If the Masters were a two-round tournament, McIlroy would already have a green jacket in his closet. The 23-year-old Northern Irishman has been sensational on Thursday and Friday at Augusta, carding an overall score of 14 under over the past two years, including his 10-under start in 2011 that made him look like he would lap the field.

Bettors who want to load up on early-round excellence from McIlroy could probably do so and clean up on Thursday and Friday.

His problem, however, comes from the fact that they play four rounds at Augusta—and McIlroy has been miserable in the final two. Over the past two years, McIlroy has shot 15 over par on the weekend with just one of those four rounds coming with a score below 76. He finished last year's tournament with a 77-76 finish that left many wondering whether he could mentally handle an Augusta weekend.

McIlroy hasn't done much to show an increased maturity level in 2013. Languishing well past the cut line in February's Honda Classic, McIlroy withdrew in disgust after going seven over par heading into his ninth hole.

"I'm not in a great place mentally," McIlroy said after the round (per ESPN). "I can't really say much, guys. I'm just in a bad place mentally."

He later apologized for his actions, but the reputation damage was done. Plenty inside the golf media and in the mainstream questioned the young star's intellectual maturity again—for just about the billionth time in his career.

While McIlroy's play has improved of late, and he quite nearly won the Texas Open a week ago, those lingering questions make him as big of a wild card as any player in the field.

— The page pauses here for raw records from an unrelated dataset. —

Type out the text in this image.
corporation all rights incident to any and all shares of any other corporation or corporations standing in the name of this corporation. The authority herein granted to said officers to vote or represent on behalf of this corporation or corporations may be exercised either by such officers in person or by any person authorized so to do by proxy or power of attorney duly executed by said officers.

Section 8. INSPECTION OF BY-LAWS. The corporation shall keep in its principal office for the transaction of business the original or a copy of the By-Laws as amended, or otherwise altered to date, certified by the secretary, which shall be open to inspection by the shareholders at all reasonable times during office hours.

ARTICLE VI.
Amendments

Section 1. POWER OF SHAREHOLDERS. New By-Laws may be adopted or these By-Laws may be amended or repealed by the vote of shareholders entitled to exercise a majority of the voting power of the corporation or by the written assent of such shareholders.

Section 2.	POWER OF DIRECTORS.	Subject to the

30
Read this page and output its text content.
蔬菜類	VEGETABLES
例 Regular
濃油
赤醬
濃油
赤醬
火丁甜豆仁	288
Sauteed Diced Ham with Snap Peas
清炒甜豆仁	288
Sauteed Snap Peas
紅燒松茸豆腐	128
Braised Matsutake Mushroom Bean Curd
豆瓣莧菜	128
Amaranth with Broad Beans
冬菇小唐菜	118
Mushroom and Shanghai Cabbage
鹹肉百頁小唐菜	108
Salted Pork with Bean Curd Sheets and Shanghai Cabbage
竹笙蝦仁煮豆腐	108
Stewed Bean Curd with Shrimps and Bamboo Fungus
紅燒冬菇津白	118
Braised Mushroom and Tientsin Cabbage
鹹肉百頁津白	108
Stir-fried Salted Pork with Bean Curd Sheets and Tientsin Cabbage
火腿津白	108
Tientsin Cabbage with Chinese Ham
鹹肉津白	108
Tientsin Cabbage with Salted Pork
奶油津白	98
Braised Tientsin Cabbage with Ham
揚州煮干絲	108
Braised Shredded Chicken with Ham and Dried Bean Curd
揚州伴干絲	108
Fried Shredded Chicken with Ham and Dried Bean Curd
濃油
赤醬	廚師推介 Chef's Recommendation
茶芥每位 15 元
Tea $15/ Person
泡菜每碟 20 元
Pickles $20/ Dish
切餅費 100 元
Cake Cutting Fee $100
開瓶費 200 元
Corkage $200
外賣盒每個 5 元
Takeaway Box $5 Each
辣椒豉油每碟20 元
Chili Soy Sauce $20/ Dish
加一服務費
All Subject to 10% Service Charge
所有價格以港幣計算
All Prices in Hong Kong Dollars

It's possible that McIlroy laps the field; he has more talent at this point than any golfer, including Woods. It's also possible that he careens off a cliff, throws a hissy fit and finishes his weekend at Chuck E. Cheese's with the rest of the children.

So, good luck deciding which extreme will take place, bettors.

Other Notable Betting Odds: Justin Rose 20/1, Keegan Bradley 22/1, Dustin Johnson 22/1, Adam Scott 25/1, Brandt Snedeker 28/1, Luke Donald, Bubba Watson 33/1.